Evaluating the effectiveness of decomposed Halstead Metrics in software fault prediction

PeerJ Comput Sci. 2023 Nov 27:9:e1647. doi: 10.7717/peerj-cs.1647. eCollection 2023.

Abstract

The occurrence of faults in software systems represents an inevitable predicament. Testing is the most common means to detect such faults; however, exhaustive testing is not feasible for any nontrivial system. Software fault prediction (SFP), which identifies software components that are more prone to errors, seeks to supplement the testing process. Thus, testing efforts can be focused on such modules. Various approaches exist for SFP, with machine learning (ML) emerging as the prevailing methodology. ML-based SFP relies on a wide range of metrics, ranging from file-level and class-level to method-level and even line-level metrics. More granularized metrics are expected to possess a higher degree of micro-level coverage of the code. The Halstead metric suite offers coverage at the line level and has been extensively employed across diverse domains such as fault prediction, quality assessment, and similarity approximation for the past three decades. In this article, we propose to decompose Halstead base metrics and evaluate their fault prediction capability. The Halstead base metrics consist of operators and operands. In the context of the Java language, we partition operators into five distinct categories, i.e., assignment operators, arithmetic operators, logical operators, relational operators, and all other types of operators. Similarly, operands are classified into two classes: constants and variables. For the purpose of empirical evaluation, two experiments were designed. In the first experiment, the Halstead base metrics were used along with McCabe, Lines of Code (LoC), and Halstead-derived metrics as predictors. In the second experiment, decomposed Halstead base metrics were used along with McCabe, LoC, and Halstead-derived metrics. Five public datasets were selected for the experiments. The ML classifiers used included logistic regression, naïve Bayes, decision tree, multilayer perceptron, random forest, and support vector machines.
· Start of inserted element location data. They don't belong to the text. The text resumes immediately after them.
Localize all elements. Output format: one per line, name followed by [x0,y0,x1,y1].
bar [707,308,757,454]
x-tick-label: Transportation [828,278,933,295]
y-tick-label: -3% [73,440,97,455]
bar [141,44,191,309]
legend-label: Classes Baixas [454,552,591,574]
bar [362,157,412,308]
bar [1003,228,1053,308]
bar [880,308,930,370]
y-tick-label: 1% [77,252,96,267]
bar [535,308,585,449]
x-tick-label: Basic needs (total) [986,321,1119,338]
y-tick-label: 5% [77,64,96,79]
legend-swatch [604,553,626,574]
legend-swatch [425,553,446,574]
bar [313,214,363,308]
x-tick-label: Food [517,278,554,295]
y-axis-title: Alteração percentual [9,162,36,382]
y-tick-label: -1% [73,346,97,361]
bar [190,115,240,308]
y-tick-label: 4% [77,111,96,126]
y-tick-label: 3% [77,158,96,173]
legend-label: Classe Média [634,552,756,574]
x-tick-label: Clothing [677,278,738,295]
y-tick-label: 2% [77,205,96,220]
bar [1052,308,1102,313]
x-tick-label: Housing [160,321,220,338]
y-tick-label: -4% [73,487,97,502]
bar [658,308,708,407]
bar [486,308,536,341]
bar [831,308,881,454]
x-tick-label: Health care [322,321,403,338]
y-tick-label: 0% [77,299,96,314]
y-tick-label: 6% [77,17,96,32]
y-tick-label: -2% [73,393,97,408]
The ML classifiers' effectiveness was assessed through metrics such as accuracy, F-measure, and AUC. Accuracy saw an enhancement from 0.82 to 0.97, while F-measure exhibited improvement from 0.81 to 0.99. Correspondingly, the AUC value advanced from 0.79 to 0.99. These findings highlight the superior performance of decomposed Halstead metrics, as opposed to the original Halstead base metrics, in predicting faults across all datasets.

Keywords: Halstead metrics; Machine learning; Software testing.

Grants and funding

The authors received no funding for this work.